David Lavallee: the Zeigarnik effect
David Lavallee is an Associate Fellow, Chartered Psychologist, founding editor of Sport & Exercise Psychology Review, and Head of the School of Sport at the University of Stirling. This post is part of the 'When Psychology came to my rescue' feature.
03 November 2011
By Guest
The Zeigarnik effect recently came to my rescue when my family and I were moving into a new house.
After several weeks of packing nearly identical boxes, we realised we packed several important items and needed to find them prior to the moving company arriving.
Surprisingly, we were able to identify all the boxes with relative ease and find the items without a detailed inventory.
Bluma Zeigarnik was a Russian psychologist who first identified the tendency to remember uncompleted or interrupted tasks better than completed or uninterrupted ones in the late 1920′s.
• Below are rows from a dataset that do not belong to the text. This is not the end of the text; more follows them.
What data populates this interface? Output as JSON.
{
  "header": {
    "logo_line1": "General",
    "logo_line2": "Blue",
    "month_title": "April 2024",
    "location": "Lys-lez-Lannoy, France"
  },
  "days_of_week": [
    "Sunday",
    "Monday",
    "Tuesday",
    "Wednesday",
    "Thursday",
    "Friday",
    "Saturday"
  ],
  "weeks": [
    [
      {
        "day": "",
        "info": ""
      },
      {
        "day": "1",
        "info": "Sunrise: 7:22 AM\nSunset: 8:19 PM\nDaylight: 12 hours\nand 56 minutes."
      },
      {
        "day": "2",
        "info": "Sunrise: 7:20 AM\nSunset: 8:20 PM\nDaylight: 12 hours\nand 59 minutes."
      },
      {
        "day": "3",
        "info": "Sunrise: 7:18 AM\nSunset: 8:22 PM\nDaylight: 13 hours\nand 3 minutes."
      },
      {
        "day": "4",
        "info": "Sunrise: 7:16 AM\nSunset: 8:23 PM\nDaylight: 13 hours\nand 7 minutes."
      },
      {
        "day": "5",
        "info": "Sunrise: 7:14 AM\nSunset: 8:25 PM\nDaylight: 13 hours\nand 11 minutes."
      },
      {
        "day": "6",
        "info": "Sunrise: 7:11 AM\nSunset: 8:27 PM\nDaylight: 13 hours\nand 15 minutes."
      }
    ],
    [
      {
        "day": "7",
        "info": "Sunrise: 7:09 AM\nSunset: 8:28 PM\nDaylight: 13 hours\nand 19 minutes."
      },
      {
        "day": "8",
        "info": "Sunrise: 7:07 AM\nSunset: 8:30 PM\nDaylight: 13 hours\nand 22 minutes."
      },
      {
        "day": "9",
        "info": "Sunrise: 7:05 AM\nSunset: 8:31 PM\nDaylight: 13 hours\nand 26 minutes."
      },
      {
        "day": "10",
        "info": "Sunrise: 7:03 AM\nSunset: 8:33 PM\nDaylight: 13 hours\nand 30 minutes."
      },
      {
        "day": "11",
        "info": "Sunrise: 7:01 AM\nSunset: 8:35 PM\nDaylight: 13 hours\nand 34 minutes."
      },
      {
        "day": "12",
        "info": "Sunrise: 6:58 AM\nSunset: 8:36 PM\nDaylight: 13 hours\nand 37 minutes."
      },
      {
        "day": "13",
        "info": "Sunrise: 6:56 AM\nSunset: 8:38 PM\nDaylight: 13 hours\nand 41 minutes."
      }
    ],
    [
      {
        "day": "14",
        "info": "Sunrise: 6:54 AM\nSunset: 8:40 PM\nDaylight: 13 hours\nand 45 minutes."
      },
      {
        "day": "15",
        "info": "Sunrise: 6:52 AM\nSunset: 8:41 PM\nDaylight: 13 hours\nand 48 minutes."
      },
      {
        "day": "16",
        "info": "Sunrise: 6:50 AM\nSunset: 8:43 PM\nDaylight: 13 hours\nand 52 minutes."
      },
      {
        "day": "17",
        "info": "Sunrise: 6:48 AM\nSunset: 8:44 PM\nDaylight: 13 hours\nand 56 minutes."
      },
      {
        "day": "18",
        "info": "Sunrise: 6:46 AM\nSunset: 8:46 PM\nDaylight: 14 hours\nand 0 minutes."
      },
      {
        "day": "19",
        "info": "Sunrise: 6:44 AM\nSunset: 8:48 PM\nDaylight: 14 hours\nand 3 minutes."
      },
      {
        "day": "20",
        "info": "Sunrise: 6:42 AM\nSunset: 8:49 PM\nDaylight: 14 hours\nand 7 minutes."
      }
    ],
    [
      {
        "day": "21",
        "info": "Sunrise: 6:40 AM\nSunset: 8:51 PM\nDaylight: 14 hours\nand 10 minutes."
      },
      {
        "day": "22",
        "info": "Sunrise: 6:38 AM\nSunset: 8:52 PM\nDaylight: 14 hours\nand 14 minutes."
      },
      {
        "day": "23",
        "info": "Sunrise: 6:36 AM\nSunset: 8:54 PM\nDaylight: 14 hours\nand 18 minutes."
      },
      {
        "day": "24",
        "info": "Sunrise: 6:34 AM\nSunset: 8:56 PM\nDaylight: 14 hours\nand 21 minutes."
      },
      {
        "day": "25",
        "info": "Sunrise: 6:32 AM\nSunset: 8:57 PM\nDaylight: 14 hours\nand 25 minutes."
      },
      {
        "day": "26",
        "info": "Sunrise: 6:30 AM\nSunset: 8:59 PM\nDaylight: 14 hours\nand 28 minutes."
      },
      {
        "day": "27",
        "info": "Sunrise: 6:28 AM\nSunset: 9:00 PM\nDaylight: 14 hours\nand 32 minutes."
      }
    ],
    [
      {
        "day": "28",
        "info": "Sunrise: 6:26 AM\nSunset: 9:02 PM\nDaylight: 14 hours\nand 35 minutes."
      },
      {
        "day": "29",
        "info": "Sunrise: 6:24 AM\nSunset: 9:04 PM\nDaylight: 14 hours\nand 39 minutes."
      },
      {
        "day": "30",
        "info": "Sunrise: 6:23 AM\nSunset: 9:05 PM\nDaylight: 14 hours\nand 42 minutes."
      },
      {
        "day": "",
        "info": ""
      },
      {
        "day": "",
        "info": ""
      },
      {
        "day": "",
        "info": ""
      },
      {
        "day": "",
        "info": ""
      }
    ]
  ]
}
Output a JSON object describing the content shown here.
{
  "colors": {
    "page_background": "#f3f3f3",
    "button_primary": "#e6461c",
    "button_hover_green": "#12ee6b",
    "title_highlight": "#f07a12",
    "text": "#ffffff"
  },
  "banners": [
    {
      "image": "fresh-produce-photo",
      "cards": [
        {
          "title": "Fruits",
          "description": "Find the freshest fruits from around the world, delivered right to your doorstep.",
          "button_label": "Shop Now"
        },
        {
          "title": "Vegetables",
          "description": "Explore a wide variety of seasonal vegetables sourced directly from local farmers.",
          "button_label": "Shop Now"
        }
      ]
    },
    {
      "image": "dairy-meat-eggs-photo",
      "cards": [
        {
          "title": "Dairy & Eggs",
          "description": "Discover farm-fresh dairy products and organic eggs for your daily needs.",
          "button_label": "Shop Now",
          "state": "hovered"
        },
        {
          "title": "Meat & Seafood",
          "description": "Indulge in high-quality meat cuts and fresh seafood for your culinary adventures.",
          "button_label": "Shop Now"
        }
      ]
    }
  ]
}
Zeigarnik made her discovery after her doctoral supervisor, Gestalt psychologist Kurt Lewin, noticed that waiters and waitresses at a local café remembered orders only as long as the order was in the process of being served.
The custom at the café was that orders were not written down but rather waiters and waitresses kept them in their head and added additional items to them as they were ordered until the bill was paid.
The researchers' subsequent experimental work showed the phenomenon has widespread validity, and it became known as the Zeigarnik effect.
The Zeigarnik effect has applications in advertising, teaching, software design and media production (e.g., long-running soap operas, cliffhanging dramas).